UX Archive logs screenshots of various apps performing their functions, and enables users to browse and easily view how they each handle certain protocols. Categories like Onboarding, Searching, Reading, Purchasing and Creating enable designers to make connections between what works and what might not, and to really synthesize the different experiences across various apps. All this information allows the most information possible to advise those of us working on new projects, and as more screenshots filter into the archive, the better off we’ll all be!

Capo 3: Reverse Engineering Rock ‘n Roll


Capo 3 is a fun looking iOS application that takes a ‘song to note’ approach towards learning to play the music in your iTunes library. Pull in almost any kind of audio file, and let the app show you note by note how to play. You can even slow it down without sacrificing pitch. Looks fun!

Baldur Bjarnason “Computers are too difficult and people are computer illiterate”

That blogger also demonstrates his linguistic ignorance when he explains that he likes to be an arsehole whenever somebody uses the term ‘internet’ to mean ‘my access to the internet’ instead of the internet itself. As in ‘the internet isn’t working’.
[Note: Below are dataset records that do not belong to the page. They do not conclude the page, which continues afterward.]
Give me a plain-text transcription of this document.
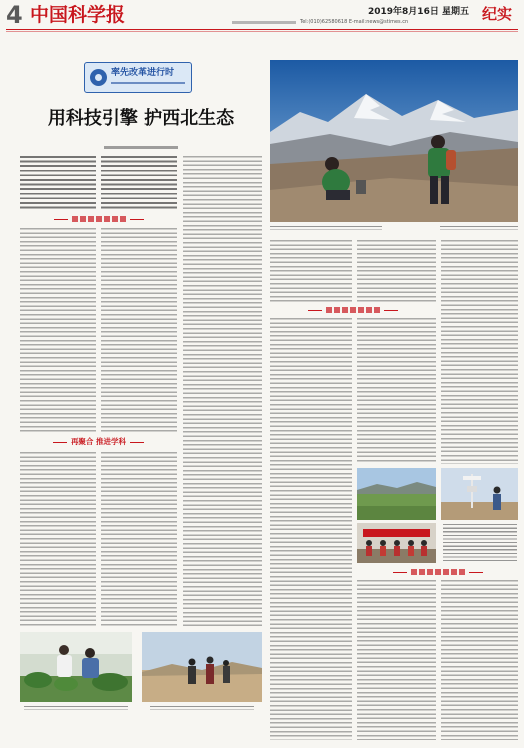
4 中国科学报	Tel:(010)62580618 E-mail:news@stimes.cn
2019年8月16日 星期五 纪实
率先改革进行时
用科技引擎 护西北生态
再聚合 推进学科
I mean, just how stupid do you have to be to not realise that almost everybody who says this knows very well that the entire internet hasn’t stopped working? It’s analogous to saying ‘the TV channels aren’t working’ when your cable TV set-top box is on the fritz. It doesn’t mean you think those channels aren’t broadcasting. It means that you don’t have access to any of them.

It isn’t just stupid to misunderstand language like this, it demonstrates a wilful ignorance of spoken English, wilful because he’s clearly heard the phrase often enough to understand what people are actually trying to say.

Please read.

Why Mobile ROI Is So Hard

“So what’s preventing advertisers from understanding the ROI of mobile advertising? Two things: (1) consumer shopping behavior on smartphones, and (2) fragmentation of consumer Internet usage. The first item affects the digital conversion rates that advertisers see from mobile device usage; the second item affects the ability to measure conversions from mobile devices.”